Aku Seorang Apatis

Apatis…

Menjadi seorang apatis di tengah-tengah masyarakat yang setengah sadar sedang sakit, tapi takut untuk mengakuinya. Bagaimanapun, seorang yang sakit kadang tidak merasakan keluhan-keluhan, takut untuk merasa tidak mampu, takut untuk berharap sehat kembali, dan beberapa ketakutan yang sengaja diciptakan sendiri.

Negatif, ya, bisa jadi apatis merupakan penciptaan negatif dari perilaku kita sendiri. Terhadap keadaan sekeliling, terhadap segala rasa, segala interaksi dalam masyarakat, dan banyak hal tentang kepedulian kita, tentang sensitifitas sosial masyarakat. Menjadi cuek, tanpa rasa, beku, dan seperti mati.

Ups, tunggu dulu.. Apakah apatis sedemikian parahnya sehingga kita kemudian memiliki pandangan serupa tentang apatis? Apatis yang negatif, apatis yang tidak layak hidup di tengah masyarakat yang heterogen, kemudian menjadikan apatis termasuk manusia yang teralienasi?

Apatis, mungkin merupakan cermin sakit hati. Karena ketidak berdayaan melawan hegemoni masyarakat yang terbentuk sedeminian hebatnya. Yang memaksakan pandangan serupa tentang segala hal, yang mendogma sehingga masyarakat punya hati yang sama dan seragam, lalu kemudian menciptakan masyarakat yang mandul.
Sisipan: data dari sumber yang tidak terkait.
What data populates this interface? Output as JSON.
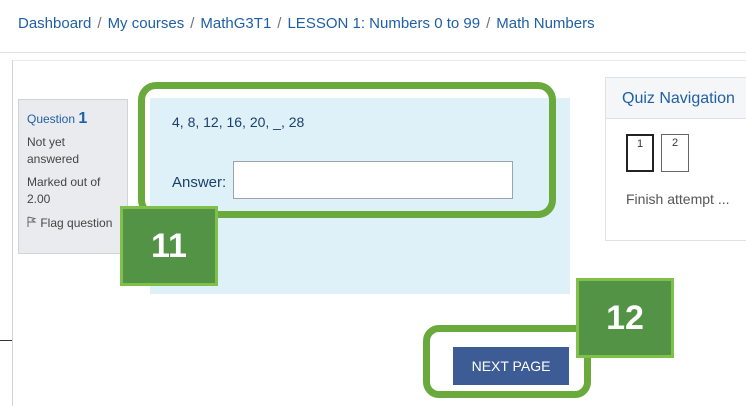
{
  "breadcrumb": {
    "items": [
      "Dashboard",
      "My courses",
      "MathG3T1",
      "LESSON 1: Numbers 0 to 99",
      "Math Numbers"
    ],
    "separator": "/"
  },
  "question_info": {
    "label": "Question",
    "number": "1",
    "state": "Not yet answered",
    "mark": "Marked out of 2.00",
    "flag_label": "Flag question"
  },
  "question": {
    "text": "4, 8, 12, 16, 20, _, 28",
    "answer_label": "Answer:",
    "answer_value": ""
  },
  "quiz_nav": {
    "title": "Quiz Navigation",
    "buttons": [
      "1",
      "2"
    ],
    "current": "1",
    "finish_link": "Finish attempt ..."
  },
  "footer": {
    "next_label": "NEXT PAGE"
  },
  "annotations": {
    "badge_11": "11",
    "badge_12": "12"
  },
  "colors": {
    "highlight": "#6aa93b",
    "badge": "#539345",
    "next_button": "#3d5b95",
    "link": "#1f5fa6",
    "question_bg": "#dff1f8"
  }
}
Apatis, sekali lagi merupakan cermin sakit hati. Bisa jadi merupakan teguran, atau jeweran terhadap lingkungan sekitar yang tak henti-hentinya bergulat dengan persamaan-persamaan yang tidak esensional. Memaksakan sebuah perbedaan menjadi musuh bersama, yang pada gilirannya tertuju pada keseragaman yang mandul.

Ya, masyarakat yang mandul dan tidak berkembang. Masyarakat yang kronis sehingga tidak memerlukan penyembuhan apapun selain mati. Ternyata tidak sepenuhnya salah. Hehe..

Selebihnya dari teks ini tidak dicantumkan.